Burley's co-authors on the paper are Eva Wolf, Ph.D., and Andrej Sali, Ph.D., at Rockefeller and Alex Vassilev, Ph.D., Yasutaka Makino, Ph.D., and Yoshiro Nakatani, Ph.D., at the National Institute of Child Health and Human Development, National Institutes of Health (NIH).

The work was supported in part by The Rockefeller University, Richard M. and Isabel P. Furlaud, the National Institute of General Medical Sciences at NIH and the National Science Foundation. Wolf is a Deutscher Akademischer Austauschdienst Fellow and Sali is a Sinsheimer Scholar and an Alfred P. Sloan Research Fellow.
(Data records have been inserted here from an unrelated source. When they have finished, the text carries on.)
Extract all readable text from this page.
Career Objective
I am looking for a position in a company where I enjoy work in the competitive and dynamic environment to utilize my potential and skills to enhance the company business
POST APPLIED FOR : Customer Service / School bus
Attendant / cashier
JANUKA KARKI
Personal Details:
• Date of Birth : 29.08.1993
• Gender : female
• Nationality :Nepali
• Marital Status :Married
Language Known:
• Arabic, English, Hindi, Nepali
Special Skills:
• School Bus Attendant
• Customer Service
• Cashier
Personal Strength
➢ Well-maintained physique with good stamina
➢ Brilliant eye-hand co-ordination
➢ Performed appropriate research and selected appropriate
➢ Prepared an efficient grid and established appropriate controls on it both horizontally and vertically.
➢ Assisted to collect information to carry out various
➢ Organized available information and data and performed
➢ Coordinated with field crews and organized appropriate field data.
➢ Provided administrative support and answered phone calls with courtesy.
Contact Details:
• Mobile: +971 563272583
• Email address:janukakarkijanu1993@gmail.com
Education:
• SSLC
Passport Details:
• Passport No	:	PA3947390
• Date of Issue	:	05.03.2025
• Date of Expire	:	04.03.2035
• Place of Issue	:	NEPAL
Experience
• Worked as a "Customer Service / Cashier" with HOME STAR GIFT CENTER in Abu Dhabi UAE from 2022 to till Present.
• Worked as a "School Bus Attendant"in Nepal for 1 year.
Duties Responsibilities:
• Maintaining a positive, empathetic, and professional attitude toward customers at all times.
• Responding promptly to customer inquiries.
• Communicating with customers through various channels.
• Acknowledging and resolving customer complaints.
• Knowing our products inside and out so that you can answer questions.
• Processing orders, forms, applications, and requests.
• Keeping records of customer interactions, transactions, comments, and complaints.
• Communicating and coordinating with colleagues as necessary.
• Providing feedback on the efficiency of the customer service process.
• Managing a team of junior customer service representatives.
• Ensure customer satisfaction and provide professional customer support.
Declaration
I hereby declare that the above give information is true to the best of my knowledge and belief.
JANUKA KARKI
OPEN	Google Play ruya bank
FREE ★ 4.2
Rockefeller began in 1901 as The Rockefeller Institute for Medical Research, the first U.S. biomedical research center. Rockefeller faculty members have made significant achievements, including the discovery that DNA is the carrier of genetic information and the launching of the scientific field of modern cell biology. The university has ties to 19 Nobel laureates, four of whom are on campus, including the president, Torsten N. Wiesel, M.D., who received the prize in 1981.